Bettmann was a meticulous filer and organizer and devised methods of cross-referencing themes and subjects so that retrieval could be accomplished in quick time. Anyone who ever used The Bettmann Archive, either by phone or in person, knows that the material (and often Bettmann himself) was just a dial away. Drawing on his own vast knowledge and resources, Bettmann authored or co-authored 14 books that were staples of most visual resource libraries, including Our Literary Heritage, A Pictorial History of Medicine, and Pictorial History of Music. In 1974 he wrote The Good Old Days: They Were Terrible, a critical view of nostalgia. A Word to the Wise … A Sufficiency of Quotes & Images to Brighten Your Day, revealed his quirky wit and humor. He pursued a wealth of eclectic interests. In 1995 he published Johann Sebastian Bach as His World Knew Him and was always conceiving ways to turn his collection into lasting records.
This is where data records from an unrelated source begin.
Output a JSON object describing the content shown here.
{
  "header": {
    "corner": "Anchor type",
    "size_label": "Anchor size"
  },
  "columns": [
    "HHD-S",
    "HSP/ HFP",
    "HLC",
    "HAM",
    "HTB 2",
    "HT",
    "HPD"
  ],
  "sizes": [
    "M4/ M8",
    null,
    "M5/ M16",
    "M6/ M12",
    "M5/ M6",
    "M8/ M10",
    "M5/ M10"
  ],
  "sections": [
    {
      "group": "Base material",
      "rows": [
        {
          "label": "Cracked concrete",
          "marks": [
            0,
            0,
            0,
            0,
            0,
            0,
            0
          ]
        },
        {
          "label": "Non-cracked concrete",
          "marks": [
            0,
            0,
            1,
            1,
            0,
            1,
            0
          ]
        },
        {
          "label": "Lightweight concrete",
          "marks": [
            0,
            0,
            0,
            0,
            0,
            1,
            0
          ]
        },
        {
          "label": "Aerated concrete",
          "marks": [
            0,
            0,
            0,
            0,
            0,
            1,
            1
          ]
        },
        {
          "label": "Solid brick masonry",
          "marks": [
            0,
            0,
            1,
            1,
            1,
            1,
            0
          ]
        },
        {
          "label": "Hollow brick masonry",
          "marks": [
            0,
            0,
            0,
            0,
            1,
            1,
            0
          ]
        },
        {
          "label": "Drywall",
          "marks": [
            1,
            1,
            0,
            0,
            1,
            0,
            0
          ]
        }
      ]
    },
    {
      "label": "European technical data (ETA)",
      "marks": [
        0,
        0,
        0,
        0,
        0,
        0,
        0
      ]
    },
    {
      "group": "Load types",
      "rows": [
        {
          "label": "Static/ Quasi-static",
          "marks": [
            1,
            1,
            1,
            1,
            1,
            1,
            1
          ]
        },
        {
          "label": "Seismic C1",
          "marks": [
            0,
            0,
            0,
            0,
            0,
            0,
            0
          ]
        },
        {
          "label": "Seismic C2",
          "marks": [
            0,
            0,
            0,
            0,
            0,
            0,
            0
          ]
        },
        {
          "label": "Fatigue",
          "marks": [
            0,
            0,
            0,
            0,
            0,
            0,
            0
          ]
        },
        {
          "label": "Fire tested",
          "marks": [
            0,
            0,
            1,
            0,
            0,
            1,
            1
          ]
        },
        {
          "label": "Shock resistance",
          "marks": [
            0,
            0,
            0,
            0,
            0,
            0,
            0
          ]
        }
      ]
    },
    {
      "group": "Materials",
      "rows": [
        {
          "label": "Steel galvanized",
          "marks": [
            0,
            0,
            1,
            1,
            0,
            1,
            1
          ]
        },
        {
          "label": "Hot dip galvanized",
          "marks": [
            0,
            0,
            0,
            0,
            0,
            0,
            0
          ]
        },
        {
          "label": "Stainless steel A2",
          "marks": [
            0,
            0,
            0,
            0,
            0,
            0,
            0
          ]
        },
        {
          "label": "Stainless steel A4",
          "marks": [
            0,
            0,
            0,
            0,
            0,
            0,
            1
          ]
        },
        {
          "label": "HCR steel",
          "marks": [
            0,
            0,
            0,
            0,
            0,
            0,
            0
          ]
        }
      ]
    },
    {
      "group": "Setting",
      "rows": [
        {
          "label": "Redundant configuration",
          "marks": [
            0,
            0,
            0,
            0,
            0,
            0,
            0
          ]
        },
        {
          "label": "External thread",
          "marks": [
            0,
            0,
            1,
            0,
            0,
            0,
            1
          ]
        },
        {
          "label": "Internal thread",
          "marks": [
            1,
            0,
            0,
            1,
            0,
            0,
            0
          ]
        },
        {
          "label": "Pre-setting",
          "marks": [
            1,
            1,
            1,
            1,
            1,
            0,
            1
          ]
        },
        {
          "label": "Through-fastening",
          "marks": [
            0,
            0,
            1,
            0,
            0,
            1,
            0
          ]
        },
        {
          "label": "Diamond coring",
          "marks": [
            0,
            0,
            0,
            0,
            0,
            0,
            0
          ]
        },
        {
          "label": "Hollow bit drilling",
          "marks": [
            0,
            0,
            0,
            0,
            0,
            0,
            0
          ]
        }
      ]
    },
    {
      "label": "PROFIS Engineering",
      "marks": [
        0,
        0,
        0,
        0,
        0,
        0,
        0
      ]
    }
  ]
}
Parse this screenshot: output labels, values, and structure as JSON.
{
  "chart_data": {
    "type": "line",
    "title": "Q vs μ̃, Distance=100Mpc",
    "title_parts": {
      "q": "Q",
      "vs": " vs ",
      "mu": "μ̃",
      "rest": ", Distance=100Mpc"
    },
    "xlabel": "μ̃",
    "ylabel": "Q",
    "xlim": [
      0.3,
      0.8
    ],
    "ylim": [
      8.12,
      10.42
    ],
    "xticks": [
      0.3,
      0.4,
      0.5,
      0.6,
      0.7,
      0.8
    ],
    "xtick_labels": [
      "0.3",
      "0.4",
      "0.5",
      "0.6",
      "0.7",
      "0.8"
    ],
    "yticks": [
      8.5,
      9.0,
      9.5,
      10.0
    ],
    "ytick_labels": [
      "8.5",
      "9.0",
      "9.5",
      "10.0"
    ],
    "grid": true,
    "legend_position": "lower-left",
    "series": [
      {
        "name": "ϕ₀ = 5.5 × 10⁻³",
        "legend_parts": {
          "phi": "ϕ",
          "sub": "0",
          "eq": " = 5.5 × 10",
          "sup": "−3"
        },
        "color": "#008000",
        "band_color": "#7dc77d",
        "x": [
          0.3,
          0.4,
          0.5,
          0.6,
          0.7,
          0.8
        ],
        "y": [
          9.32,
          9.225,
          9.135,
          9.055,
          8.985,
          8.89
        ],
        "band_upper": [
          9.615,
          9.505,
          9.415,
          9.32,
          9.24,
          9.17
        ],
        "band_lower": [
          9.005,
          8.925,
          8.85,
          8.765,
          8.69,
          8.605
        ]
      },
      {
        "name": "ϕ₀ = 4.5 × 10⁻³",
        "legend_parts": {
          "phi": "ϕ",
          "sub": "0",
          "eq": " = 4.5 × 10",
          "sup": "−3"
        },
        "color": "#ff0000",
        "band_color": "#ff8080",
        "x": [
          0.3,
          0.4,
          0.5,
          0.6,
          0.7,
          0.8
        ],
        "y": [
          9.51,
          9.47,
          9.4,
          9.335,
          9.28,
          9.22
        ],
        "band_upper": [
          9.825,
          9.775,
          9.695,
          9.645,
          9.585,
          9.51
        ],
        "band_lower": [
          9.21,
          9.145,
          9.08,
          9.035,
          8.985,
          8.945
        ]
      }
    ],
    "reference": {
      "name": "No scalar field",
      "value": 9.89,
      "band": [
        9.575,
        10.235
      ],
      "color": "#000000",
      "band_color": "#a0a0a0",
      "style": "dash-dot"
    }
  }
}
A few years before he retired and left New York City we spoke on the phone about what options he might explore with his collection—I was honored that the master collector was asking me, a neophyte, for my advice. When I met him in person at the Broward Library, he was like a schoolboy, excitedly talking about a long-term project he had just begun—documenting thousands of published images of women for a pictorial chronicle. He wanted my opinion of his proposal, but I told him that my immediate departure after the lecture made a longer discussion impossible at that time. As he left the library, I was happy that he had not simply faded away, but was as hard-working as ever, and was planning to leave an even greater legacy. He died before we had another chance to chat.

After I returned to New York I received a package he sent to me. It was a book he conceived in 1963 with Peter Max and Tom Daly titled Panopticon. In 1962, the two artists started the Daly & Max Studio, designing and illustrating for publishers and advertising agencies. Their work incorporated antique photographic and graphic images for signature collages. Max’s interest in astronomy contributed to his self-described “Cosmic ’60s” period, which featured what became misconstrued as psychedelic, counterculture imagery. Max referred to this work as a panopticon, constructing his images from photographs, magazine illustrations, old engravings and decorative papers, pasting together a segment of composition and then mechanically reproduced, mirror fashion, numerous times in circular form. In 1963, Bettmann, Max and Daly organized an exhibit titled Panopticon, an invitational for popular illustrators and designers (below) to employ Bettmann materials in their work. It was great promotion for the Archive and a unique way to transform something borrowed into something brand new.